Initial Challenge or Current Challenges
Aircraft maintenance checks are essential because they can help detect problems early, lowering the risk of accidents. The aerospace industry faces numerous challenges with traditional visual inspection and quality control. Relying on manual inspection can lead to mistakes with repetitive tasks, where attention to detail may decline. This raises safety concerns, as even small flaws can impact the performance of aerospace components. Manual inspections are time-consuming and labor-intensive, which can delay production timelines, lead to costly recalls, and affect delivery schedules. In aerospace maintenance, Surface-level defects are flaws on the exterior of parts, often caused by manufacturing errors. Common surface issues include scratches and abrasions from handling or tooling, which can weaken the material; cracks from stress or improper heat treatment, which may grow under pressure corrosion from moisture or chemical exposure that degrades metal parts over time. Pitting weakens structural integrity and may lead to cracks and discoloration, signaling possible material degradation or overheating. On the other hand, internal defects are hidden within the material, including voids and inclusions that weaken the material which can cause fractures under stress. In composites, delamination occurs when layers separate, reducing the part’s strength. Porosity, or tiny holes in materials weakens the structure in cast or welded parts. Internal cracks can grow under pressure, leading to failure and inadequate bonding in layered or welded components that can cause parts to detach.
Implementation by xis.ai
xis.ai Suite provides powerful software infrastructure that can tackle these challenges by AI-powered systems. AI-powered quality inspection can detect surface-level and internal defects, addressing challenges faced by traditional methods. AI can analyze high-resolution images from cameras that can identify surface defects like scratches, cracks, and corrosion and can quickly spot even tiny changes or irregularities on the surface that may signal damage. AI identifies defects consistently across all parts, This can lead to more reliable detection of scratches, pitting, and discoloration which maintain quality standards. Real-time monitoring can instantly flag defects as they appear on the production line. Internal defects can be detected with X-ray-based Non-Destructive Testing (NDT) that can detect internal flaws such as voids, inclusions, and cracks to spot tiny hidden defects that would be difficult for the human eye to detect. Deep learning models analyze internal structures, finding voids, delamination, or bonding issues in complex, layered, or welded parts where internal defects are hard to detect manually.

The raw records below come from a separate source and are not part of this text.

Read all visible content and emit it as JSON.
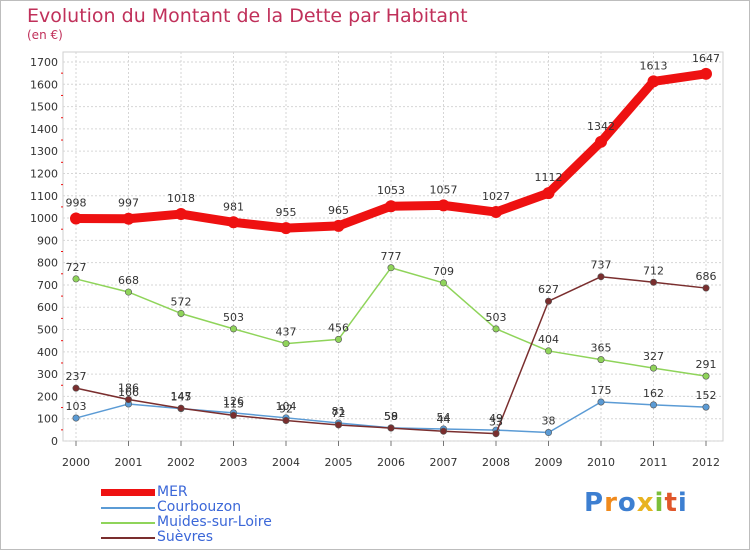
{
  "title": "Evolution du Montant de la Dette par Habitant",
  "unit": "(en €)",
  "logo": {
    "letters": [
      {
        "ch": "P",
        "color": "#3d7fd1"
      },
      {
        "ch": "r",
        "color": "#f08a1c"
      },
      {
        "ch": "o",
        "color": "#3d7fd1"
      },
      {
        "ch": "x",
        "color": "#e8b320"
      },
      {
        "ch": "i",
        "color": "#7cbf3a"
      },
      {
        "ch": "t",
        "color": "#e0562a"
      },
      {
        "ch": "i",
        "color": "#3d7fd1"
      }
    ]
  },
  "chart_data": {
    "type": "line",
    "x": [
      "2000",
      "2001",
      "2002",
      "2003",
      "2004",
      "2005",
      "2006",
      "2007",
      "2008",
      "2009",
      "2010",
      "2011",
      "2012"
    ],
    "ylim": [
      0,
      1700
    ],
    "yticks": [
      "0",
      "100",
      "200",
      "300",
      "400",
      "500",
      "600",
      "700",
      "800",
      "900",
      "1000",
      "1100",
      "1200",
      "1300",
      "1400",
      "1500",
      "1600",
      "1700"
    ],
    "grid": true,
    "legend_position": "bottom-left",
    "series": [
      {
        "name": "MER",
        "color": "#ee1111",
        "values": [
          998,
          997,
          1018,
          981,
          955,
          965,
          1053,
          1057,
          1027,
          1112,
          1342,
          1613,
          1647
        ],
        "labels": [
          "998",
          "997",
          "1018",
          "981",
          "955",
          "965",
          "1053",
          "1057",
          "1027",
          "1112",
          "1342",
          "1613",
          "1647"
        ]
      },
      {
        "name": "Courbouzon",
        "color": "#5b9bd5",
        "values": [
          103,
          166,
          145,
          126,
          104,
          81,
          59,
          54,
          49,
          38,
          175,
          162,
          152
        ],
        "labels": [
          "103",
          "166",
          "145",
          "126",
          "104",
          "81",
          "59",
          "54",
          "49",
          "38",
          "175",
          "162",
          "152"
        ]
      },
      {
        "name": "Muides-sur-Loire",
        "color": "#8fd45a",
        "values": [
          727,
          668,
          572,
          503,
          437,
          456,
          777,
          709,
          503,
          404,
          365,
          327,
          291
        ],
        "labels": [
          "727",
          "668",
          "572",
          "503",
          "437",
          "456",
          "777",
          "709",
          "503",
          "404",
          "365",
          "327",
          "291"
        ]
      },
      {
        "name": "Suèvres",
        "color": "#7a2e2e",
        "values": [
          237,
          186,
          147,
          115,
          92,
          72,
          58,
          44,
          33,
          627,
          737,
          712,
          686
        ],
        "labels": [
          "237",
          "186",
          "147",
          "115",
          "92",
          "72",
          "58",
          "44",
          "33",
          "627",
          "737",
          "712",
          "686"
        ]
      }
    ]
  }
}
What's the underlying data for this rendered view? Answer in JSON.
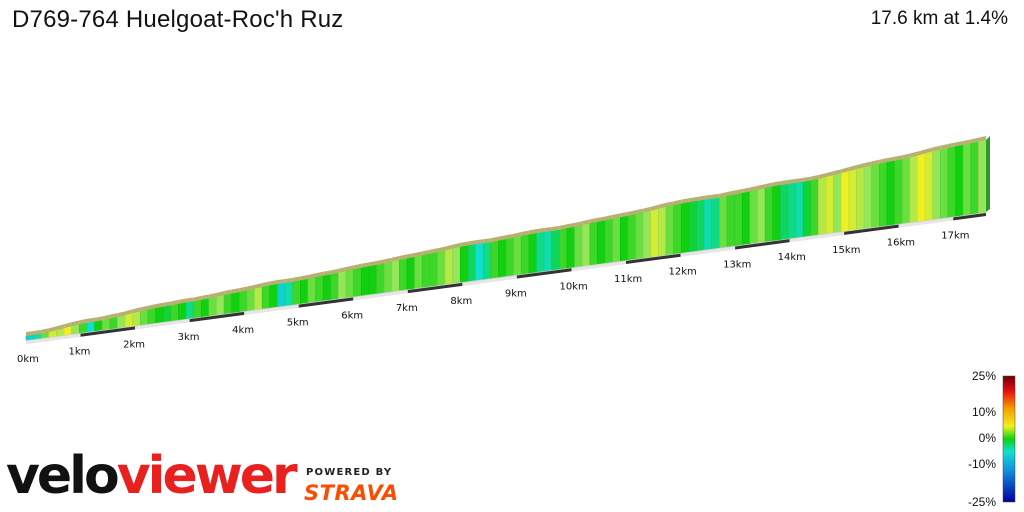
{
  "header": {
    "title": "D769-764 Huelgoat-Roc'h Ruz",
    "summary": "17.6 km at 1.4%"
  },
  "branding": {
    "logo_text_1": "velo",
    "logo_text_2": "viewer",
    "powered_by": "POWERED BY",
    "strava": "STRAVA"
  },
  "chart_data": {
    "type": "area",
    "title": "D769-764 Huelgoat-Roc'h Ruz",
    "distance_km": 17.6,
    "average_gradient_pct": 1.4,
    "km_labels": [
      "0km",
      "1km",
      "2km",
      "3km",
      "4km",
      "5km",
      "6km",
      "7km",
      "8km",
      "9km",
      "10km",
      "11km",
      "12km",
      "13km",
      "14km",
      "15km",
      "16km",
      "17km"
    ],
    "gradient_pct_by_segment": [
      -6,
      -4,
      2,
      5,
      4,
      6,
      3,
      1,
      -5,
      0,
      2,
      1,
      3,
      5,
      4,
      2,
      1,
      0,
      -1,
      1,
      0,
      -3,
      1,
      0,
      2,
      3,
      1,
      0,
      1,
      2,
      4,
      1,
      0,
      -6,
      -4,
      1,
      0,
      2,
      1,
      0,
      1,
      3,
      2,
      1,
      0,
      0,
      1,
      2,
      3,
      1,
      0,
      2,
      1,
      1,
      2,
      4,
      3,
      0,
      -2,
      -5,
      -3,
      1,
      0,
      1,
      2,
      1,
      0,
      -3,
      -4,
      -2,
      1,
      0,
      2,
      3,
      1,
      0,
      1,
      2,
      0,
      1,
      2,
      3,
      5,
      4,
      2,
      1,
      0,
      -1,
      -2,
      -4,
      -3,
      2,
      1,
      1,
      0,
      2,
      3,
      1,
      0,
      -2,
      -3,
      -4,
      -1,
      1,
      4,
      5,
      3,
      6,
      5,
      4,
      3,
      2,
      1,
      0,
      1,
      2,
      4,
      6,
      5,
      3,
      2,
      1,
      0,
      2,
      1,
      3
    ],
    "legend": {
      "title": "",
      "ticks": [
        "25%",
        "10%",
        "0%",
        "-10%",
        "-25%"
      ],
      "range_pct": [
        -25,
        25
      ]
    }
  }
}
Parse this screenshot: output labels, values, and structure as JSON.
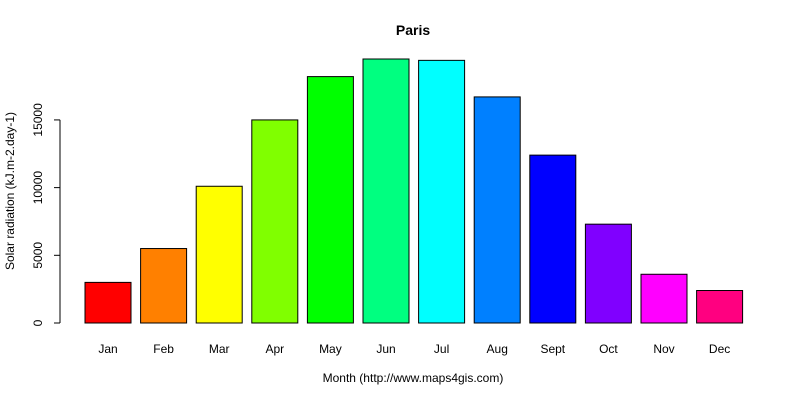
{
  "chart_data": {
    "type": "bar",
    "title": "Paris",
    "xlabel": "Month (http://www.maps4gis.com)",
    "ylabel": "Solar radiation (kJ.m-2.day-1)",
    "categories": [
      "Jan",
      "Feb",
      "Mar",
      "Apr",
      "May",
      "Jun",
      "Jul",
      "Aug",
      "Sept",
      "Oct",
      "Nov",
      "Dec"
    ],
    "values": [
      3000,
      5500,
      10100,
      15000,
      18200,
      19500,
      19400,
      16700,
      12400,
      7300,
      3600,
      2400
    ],
    "colors": [
      "#ff0000",
      "#ff8000",
      "#ffff00",
      "#80ff00",
      "#00ff00",
      "#00ff80",
      "#00ffff",
      "#0080ff",
      "#0000ff",
      "#8000ff",
      "#ff00ff",
      "#ff0080"
    ],
    "y_ticks": [
      0,
      5000,
      10000,
      15000
    ],
    "ylim": [
      0,
      19500
    ],
    "grid": false,
    "legend": "none"
  }
}
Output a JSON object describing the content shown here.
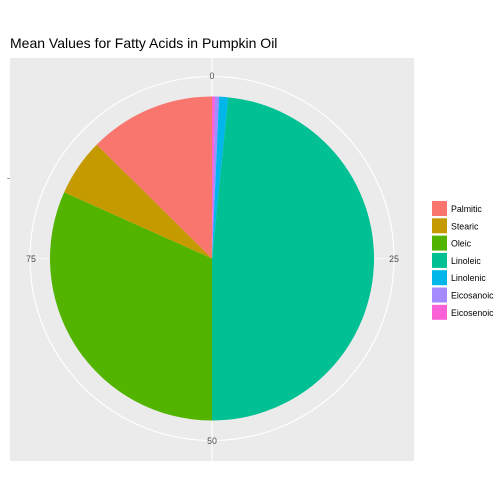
{
  "chart_data": {
    "type": "pie",
    "title": "Mean Values for Fatty Acids in Pumpkin Oil",
    "ylabel": "-",
    "theta_ticks": [
      "0",
      "25",
      "50",
      "75"
    ],
    "theta_range": [
      0,
      100
    ],
    "grid": true,
    "legend_position": "right",
    "categories": [
      "Palmitic",
      "Stearic",
      "Oleic",
      "Linoleic",
      "Linolenic",
      "Eicosanoic",
      "Eicosenoic"
    ],
    "values": [
      12.6,
      5.7,
      31.7,
      48.4,
      0.9,
      0.4,
      0.3
    ],
    "colors": [
      "#F8766D",
      "#C49A00",
      "#53B400",
      "#00C094",
      "#00B6EB",
      "#A58AFF",
      "#FB61D7"
    ],
    "draw_order": [
      "Eicosenoic",
      "Eicosanoic",
      "Linolenic",
      "Linoleic",
      "Oleic",
      "Stearic",
      "Palmitic"
    ]
  }
}
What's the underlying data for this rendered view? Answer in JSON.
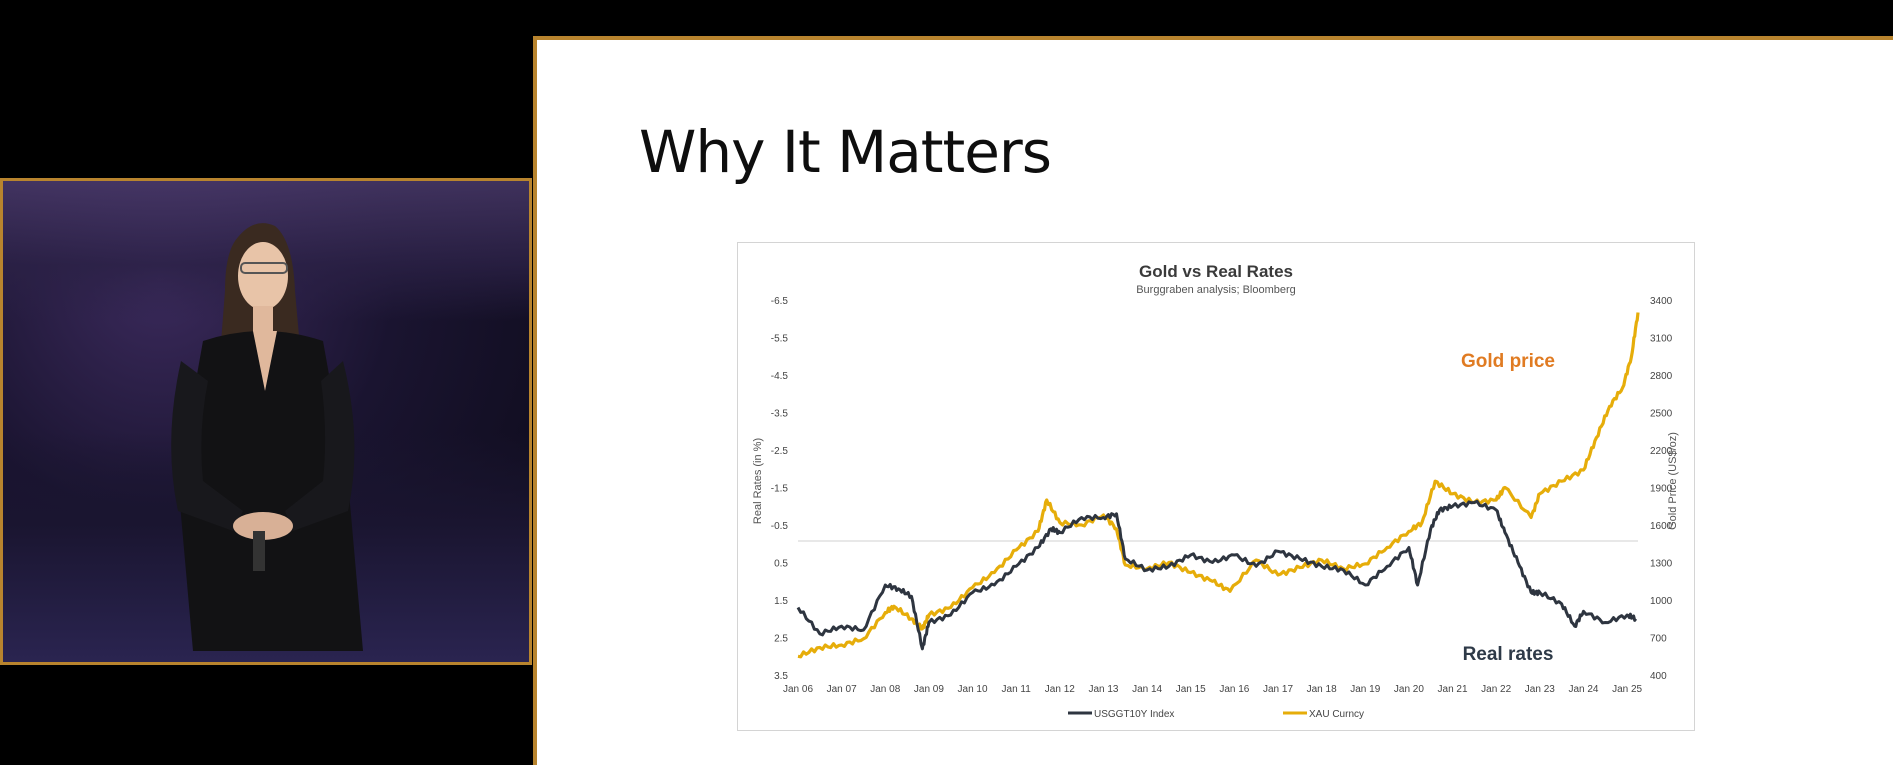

AI systems gather and analyze data on defect patterns, allowing manufacturers to refine processes and make adjustments to reduce future defects.
Benefits
xis.ai for quality inspection offers numerous benefits. The automation of inspections speeds up the quality-check process, allowing for real-time monitoring and quicker identification of issues, which leads to reduced production delays and faster time-to-market. xis.ai provides a standardized approach, maintaining consistent quality control in all products while minimizing variability and saving costs by avoiding expensive recalls.